Effect of conversion.
(1) An organization that has been converted pursuant to this article is for all purposes the same entity that existed before the conversion.
(2) When a conversion takes effect:
(a) The title to all real estate and other property owned by the converting organization remains vested in the converted organization without reversion or impairment;
(b) All debts, liabilities, and other obligations of the converting organization continue as obligations of the converted organization;
(c) An action or proceeding pending by or against the converting organization may be continued as if the conversion had not occurred;
(d) Except as prohibited by other law, all of the rights, privileges, immunities, powers, and purposes of the converting organization remain vested in the converted organization;
(e) Except as otherwise provided in the plan of conversion, the terms and conditions of the plan of conversion take effect; and
(f) Except as otherwise agreed, the conversion does not dissolve a converting limited partnership for the purposes of article 8 of this chapter.

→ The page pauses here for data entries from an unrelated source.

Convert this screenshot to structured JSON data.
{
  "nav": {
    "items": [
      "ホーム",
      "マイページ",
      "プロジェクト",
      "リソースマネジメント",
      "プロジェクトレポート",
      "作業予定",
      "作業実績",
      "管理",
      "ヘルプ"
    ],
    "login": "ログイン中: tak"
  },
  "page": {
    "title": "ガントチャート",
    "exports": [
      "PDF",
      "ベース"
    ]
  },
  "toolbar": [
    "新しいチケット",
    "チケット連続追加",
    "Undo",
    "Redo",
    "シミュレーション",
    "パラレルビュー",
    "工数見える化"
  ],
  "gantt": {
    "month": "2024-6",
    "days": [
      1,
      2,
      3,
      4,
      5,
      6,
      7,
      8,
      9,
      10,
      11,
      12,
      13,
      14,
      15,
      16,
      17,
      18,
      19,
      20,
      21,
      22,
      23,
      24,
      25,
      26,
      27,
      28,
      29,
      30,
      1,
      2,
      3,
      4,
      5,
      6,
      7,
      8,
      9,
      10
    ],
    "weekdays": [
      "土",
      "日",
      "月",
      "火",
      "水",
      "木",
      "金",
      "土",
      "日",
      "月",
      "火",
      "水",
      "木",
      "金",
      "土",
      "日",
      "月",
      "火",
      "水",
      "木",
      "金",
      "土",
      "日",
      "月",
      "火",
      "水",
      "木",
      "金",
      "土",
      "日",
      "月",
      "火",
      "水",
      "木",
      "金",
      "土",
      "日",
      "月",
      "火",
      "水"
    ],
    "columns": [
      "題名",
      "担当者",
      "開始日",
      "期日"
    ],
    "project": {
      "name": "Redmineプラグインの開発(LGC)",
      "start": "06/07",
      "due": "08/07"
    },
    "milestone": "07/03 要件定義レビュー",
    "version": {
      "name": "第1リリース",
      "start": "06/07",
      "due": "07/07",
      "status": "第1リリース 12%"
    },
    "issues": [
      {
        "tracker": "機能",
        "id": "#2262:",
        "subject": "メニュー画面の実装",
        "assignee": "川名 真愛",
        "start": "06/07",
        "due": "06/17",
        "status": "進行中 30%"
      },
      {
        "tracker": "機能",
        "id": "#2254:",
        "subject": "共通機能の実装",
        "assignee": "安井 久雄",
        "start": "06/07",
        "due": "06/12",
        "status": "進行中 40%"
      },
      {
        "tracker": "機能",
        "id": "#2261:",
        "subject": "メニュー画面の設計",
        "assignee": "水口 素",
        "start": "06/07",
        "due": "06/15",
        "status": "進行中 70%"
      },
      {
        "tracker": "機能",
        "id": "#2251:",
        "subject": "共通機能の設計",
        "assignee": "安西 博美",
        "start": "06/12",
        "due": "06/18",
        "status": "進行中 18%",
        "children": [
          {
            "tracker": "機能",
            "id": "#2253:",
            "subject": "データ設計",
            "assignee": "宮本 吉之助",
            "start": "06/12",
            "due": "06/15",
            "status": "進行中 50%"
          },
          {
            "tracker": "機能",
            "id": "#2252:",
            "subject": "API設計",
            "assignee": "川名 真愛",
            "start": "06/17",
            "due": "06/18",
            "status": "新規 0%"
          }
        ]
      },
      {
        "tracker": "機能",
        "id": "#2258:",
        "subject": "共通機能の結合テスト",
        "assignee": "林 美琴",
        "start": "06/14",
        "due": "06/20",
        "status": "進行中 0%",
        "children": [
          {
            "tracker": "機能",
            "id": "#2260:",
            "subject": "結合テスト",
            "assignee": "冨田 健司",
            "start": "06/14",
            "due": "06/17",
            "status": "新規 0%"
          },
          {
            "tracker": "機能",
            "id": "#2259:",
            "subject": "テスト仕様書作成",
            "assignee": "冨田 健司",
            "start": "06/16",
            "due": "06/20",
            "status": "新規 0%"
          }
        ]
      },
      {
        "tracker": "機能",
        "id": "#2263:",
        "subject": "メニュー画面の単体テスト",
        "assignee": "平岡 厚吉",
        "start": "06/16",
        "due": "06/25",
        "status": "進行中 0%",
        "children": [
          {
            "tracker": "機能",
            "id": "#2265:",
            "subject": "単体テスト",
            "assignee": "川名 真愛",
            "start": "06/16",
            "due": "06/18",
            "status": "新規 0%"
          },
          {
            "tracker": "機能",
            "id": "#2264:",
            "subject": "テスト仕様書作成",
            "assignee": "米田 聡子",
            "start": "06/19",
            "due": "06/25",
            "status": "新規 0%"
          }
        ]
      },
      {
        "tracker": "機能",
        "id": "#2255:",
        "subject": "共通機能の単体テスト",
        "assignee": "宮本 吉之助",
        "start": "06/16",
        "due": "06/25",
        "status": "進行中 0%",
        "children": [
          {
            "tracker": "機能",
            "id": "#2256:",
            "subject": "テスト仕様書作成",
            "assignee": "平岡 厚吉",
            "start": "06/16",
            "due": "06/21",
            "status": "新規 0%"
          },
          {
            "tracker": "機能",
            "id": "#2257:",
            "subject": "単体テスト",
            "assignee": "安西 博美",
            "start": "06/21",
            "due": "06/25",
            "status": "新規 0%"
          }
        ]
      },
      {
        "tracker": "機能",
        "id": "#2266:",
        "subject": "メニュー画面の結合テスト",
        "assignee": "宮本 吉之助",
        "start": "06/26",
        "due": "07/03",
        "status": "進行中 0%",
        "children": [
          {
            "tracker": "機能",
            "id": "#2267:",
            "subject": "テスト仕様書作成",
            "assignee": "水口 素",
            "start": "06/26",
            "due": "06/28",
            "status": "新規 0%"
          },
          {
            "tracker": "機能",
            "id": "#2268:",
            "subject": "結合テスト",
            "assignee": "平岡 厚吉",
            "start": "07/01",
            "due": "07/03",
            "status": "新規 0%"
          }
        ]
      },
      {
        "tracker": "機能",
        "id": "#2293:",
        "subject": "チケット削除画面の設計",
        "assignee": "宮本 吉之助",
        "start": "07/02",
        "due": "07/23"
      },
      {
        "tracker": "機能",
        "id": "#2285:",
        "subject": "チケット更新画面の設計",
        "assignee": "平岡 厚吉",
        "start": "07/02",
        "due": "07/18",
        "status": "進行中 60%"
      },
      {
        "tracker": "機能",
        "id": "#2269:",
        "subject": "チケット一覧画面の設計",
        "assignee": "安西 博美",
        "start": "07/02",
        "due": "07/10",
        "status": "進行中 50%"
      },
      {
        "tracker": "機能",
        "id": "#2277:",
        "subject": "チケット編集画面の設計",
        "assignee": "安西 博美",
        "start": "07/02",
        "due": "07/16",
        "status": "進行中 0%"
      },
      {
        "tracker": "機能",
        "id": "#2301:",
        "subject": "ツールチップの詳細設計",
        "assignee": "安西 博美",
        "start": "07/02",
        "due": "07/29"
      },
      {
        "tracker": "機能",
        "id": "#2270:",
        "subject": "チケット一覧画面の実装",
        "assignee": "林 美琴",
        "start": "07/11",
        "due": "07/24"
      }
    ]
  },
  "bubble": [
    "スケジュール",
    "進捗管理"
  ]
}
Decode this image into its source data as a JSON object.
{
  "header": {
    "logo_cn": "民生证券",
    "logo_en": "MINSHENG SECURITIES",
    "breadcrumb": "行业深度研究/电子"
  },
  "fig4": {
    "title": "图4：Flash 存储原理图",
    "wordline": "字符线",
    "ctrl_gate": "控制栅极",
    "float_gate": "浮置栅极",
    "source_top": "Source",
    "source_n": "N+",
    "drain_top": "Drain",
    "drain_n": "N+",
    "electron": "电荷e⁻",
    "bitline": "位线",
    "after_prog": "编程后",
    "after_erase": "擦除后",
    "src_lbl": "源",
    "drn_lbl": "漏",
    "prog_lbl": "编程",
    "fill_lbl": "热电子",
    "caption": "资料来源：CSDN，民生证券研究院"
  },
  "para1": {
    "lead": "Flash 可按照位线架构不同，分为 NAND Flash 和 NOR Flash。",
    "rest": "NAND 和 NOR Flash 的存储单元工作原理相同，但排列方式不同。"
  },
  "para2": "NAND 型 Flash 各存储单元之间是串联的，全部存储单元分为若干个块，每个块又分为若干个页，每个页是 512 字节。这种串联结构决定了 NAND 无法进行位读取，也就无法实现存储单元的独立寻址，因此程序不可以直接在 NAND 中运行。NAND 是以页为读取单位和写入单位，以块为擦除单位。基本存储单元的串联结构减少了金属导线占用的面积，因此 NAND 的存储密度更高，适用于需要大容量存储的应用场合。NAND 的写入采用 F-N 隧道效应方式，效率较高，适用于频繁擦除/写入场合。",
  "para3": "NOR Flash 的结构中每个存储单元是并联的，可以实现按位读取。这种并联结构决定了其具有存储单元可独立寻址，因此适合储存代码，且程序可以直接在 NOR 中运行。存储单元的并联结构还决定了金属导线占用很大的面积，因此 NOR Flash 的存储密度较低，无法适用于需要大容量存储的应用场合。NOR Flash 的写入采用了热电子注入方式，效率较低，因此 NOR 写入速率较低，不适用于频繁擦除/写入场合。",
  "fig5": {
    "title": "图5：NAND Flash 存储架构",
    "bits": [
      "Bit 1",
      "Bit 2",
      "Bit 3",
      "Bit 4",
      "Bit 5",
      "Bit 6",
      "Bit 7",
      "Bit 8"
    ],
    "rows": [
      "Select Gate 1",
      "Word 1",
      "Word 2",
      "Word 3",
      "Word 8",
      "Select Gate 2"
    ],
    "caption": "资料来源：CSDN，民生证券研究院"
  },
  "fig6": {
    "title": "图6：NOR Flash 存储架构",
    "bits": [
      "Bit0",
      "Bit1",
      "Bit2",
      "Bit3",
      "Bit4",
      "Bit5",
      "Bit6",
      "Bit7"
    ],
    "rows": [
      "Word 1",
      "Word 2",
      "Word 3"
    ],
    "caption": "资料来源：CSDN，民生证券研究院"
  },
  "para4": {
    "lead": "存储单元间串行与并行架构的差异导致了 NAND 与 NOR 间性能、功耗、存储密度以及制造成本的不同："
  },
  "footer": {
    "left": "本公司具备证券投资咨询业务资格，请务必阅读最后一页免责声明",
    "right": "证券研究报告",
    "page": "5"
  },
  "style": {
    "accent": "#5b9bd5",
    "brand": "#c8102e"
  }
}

(3) A converted organization that is a foreign organization consents to the jurisdiction of the courts of this state to enforce any obligation owed by the converting limited partnership, if before the conversion the converting limited partnership was subject to suit in this state on the obligation. A converted organization that is a foreign organization and not registered to transact business in this state may be served with process pursuant to RCW 23.95.450 for purposes of enforcing an obligation under this subsection.
NOTES:
Effective date—Contingent effective date—2015 c 176: See note following RCW 23.95.100.